The amendment satisfies every principle the opponent claims to hold:
- It opens entry. The opponent’s system closes it.
- It distributes information. The opponent’s system hoards it.
- It distributes capital. The opponent’s system concentrates it.
- It matches time horizons to productive processes. The opponent’s system operates at microseconds on decade-long assets.
- It enforces earned consequence. The opponent’s system abolishes consequence for the participants who matter and concentrates it on the participants who do not.
The strongest version of the free-market argument is the argument for the amendment. The opponent cannot attack the amendment without attacking open entry, distributed information, distributed capital, matched time horizons, and earned consequence — which are the opponent’s own stated principles. The opponent cannot defend the present system without defending closed entry, hoarded information, concentrated capital, mismatched time horizons, and abolished consequence — which are the present system’s actual operating conditions.

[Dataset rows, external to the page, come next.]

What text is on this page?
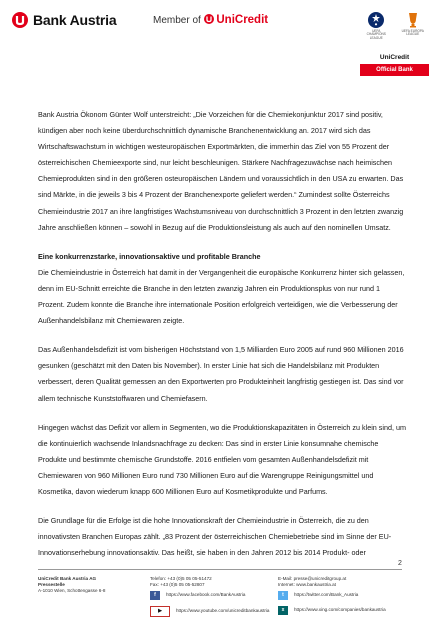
Bank Austria	Member of UniCredit
UEFA CHAMPIONS LEAGUE
UEFA EUROPA LEAGUE
UniCredit
Official Bank

Bank Austria Ökonom Günter Wolf unterstreicht: „Die Vorzeichen für die Chemiekonjunktur 2017 sind positiv, kündigen aber noch keine überdurchschnittlich dynamische Branchenentwicklung an. 2017 wird sich das Wirtschaftswachstum in wichtigen westeuropäischen Exportmärkten, die immerhin das Ziel von 55 Prozent der österreichischen Chemieexporte sind, nur leicht beschleunigen. Stärkere Nachfragezuwächse nach heimischen Chemieprodukten sind in den größeren osteuropäischen Ländern und voraussichtlich in den USA zu erwarten. Das sind Märkte, in die jeweils 3 bis 4 Prozent der Branchenexporte geliefert werden.“ Zumindest sollte Österreichs Chemieindustrie 2017 an ihre langfristiges Wachstumsniveau von durchschnittlich 3 Prozent in den letzten zwanzig Jahre anschließen können – sowohl in Bezug auf die Produktionsleistung als auch auf den nominellen Umsatz.

Eine konkurrenzstarke, innovationsaktive und profitable Branche

Die Chemieindustrie in Österreich hat damit in der Vergangenheit die europäische Konkurrenz hinter sich gelassen, denn im EU-Schnitt erreichte die Branche in den letzten zwanzig Jahren ein Produktionsplus von nur rund 1 Prozent. Zudem konnte die Branche ihre internationale Position erfolgreich verteidigen, wie die Verbesserung der Außenhandelsbilanz mit Chemiewaren zeigte.

Das Außenhandelsdefizit ist vom bisherigen Höchststand von 1,5 Milliarden Euro 2005 auf rund 960 Millionen 2016 gesunken (geschätzt mit den Daten bis November). In erster Linie hat sich die Handelsbilanz mit Produkten verbessert, deren Qualität gemessen an den Exportwerten pro Produkteinheit langfristig gestiegen ist. Das sind vor allem technische Kunststoffwaren und Chemiefasern.

Hingegen wächst das Defizit vor allem in Segmenten, wo die Produktionskapazitäten in Österreich zu klein sind, um die kontinuierlich wachsende Inlandsnachfrage zu decken: Das sind in erster Linie konsumnahe chemische Produkte und bestimmte chemische Grundstoffe. 2016 entfielen vom gesamten Außenhandelsdefizit mit Chemiewaren von 960 Millionen Euro rund 730 Millionen Euro auf die Warengruppe Reinigungsmittel und Kosmetika, davon wiederum knapp 600 Millionen Euro auf Kosmetikprodukte und Parfums.

Die Grundlage für die Erfolge ist die hohe Innovationskraft der Chemieindustrie in Österreich, die zu den innovativsten Branchen Europas zählt. „83 Prozent der österreichischen Chemiebetriebe sind im Sinne der EU-Innovationserhebung innovationsaktiv. Das heißt, sie haben in den Jahren 2012 bis 2014 Produkt- oder

2
UniCredit Bank Austria AG
Pressestelle
A-1010 Wien, Schottengasse 6-8
Telefon: +43 (0)5 05 05-51472
Fax: +43 (0)5 05 05-52807
E-Mail: presse@unicreditgroup.at
Internet: www.bankaustria.at
f	https://www.facebook.com/BankAustria	t	https://twitter.com/Bank_Austria
▶	https://www.youtube.com/unicreditbankaustria	x	https://www.xing.com/companies/bankaustria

There is no exit from this position. The logic is the opponent’s own logic. The data is the opponent’s own data. The principles are the opponent’s own principles. The amendment is the mechanism that satisfies them. The present system is the mechanism that violates them.
XII. Conclusion
The Efficient Market Hypothesis is dead. It died of its own internal contradiction in 1980. It died of empirical falsification in 1981, in 1985, in 2008, and every trading day on which momentum and value factors generate excess returns. It was the economic equivalent of a perpetual-motion claim the moment it was stated — a system that asserts informational order without the work to maintain it. It survives as a licensing doctrine — a permission structure under which a small number of decision-makers, insulated from consequence, administer the productive resources of a continent and call the result freedom.
The Open Market Hypothesis replaces it. The hypothesis is testable. The five conditions are measurable. The present system fails every one. The American Shareholder Amendment satisfies every one. The opponents of the amendment cannot attack it without attacking their own stated principles. They cannot defend the present system without abandoning those principles. The replacement is on the merits.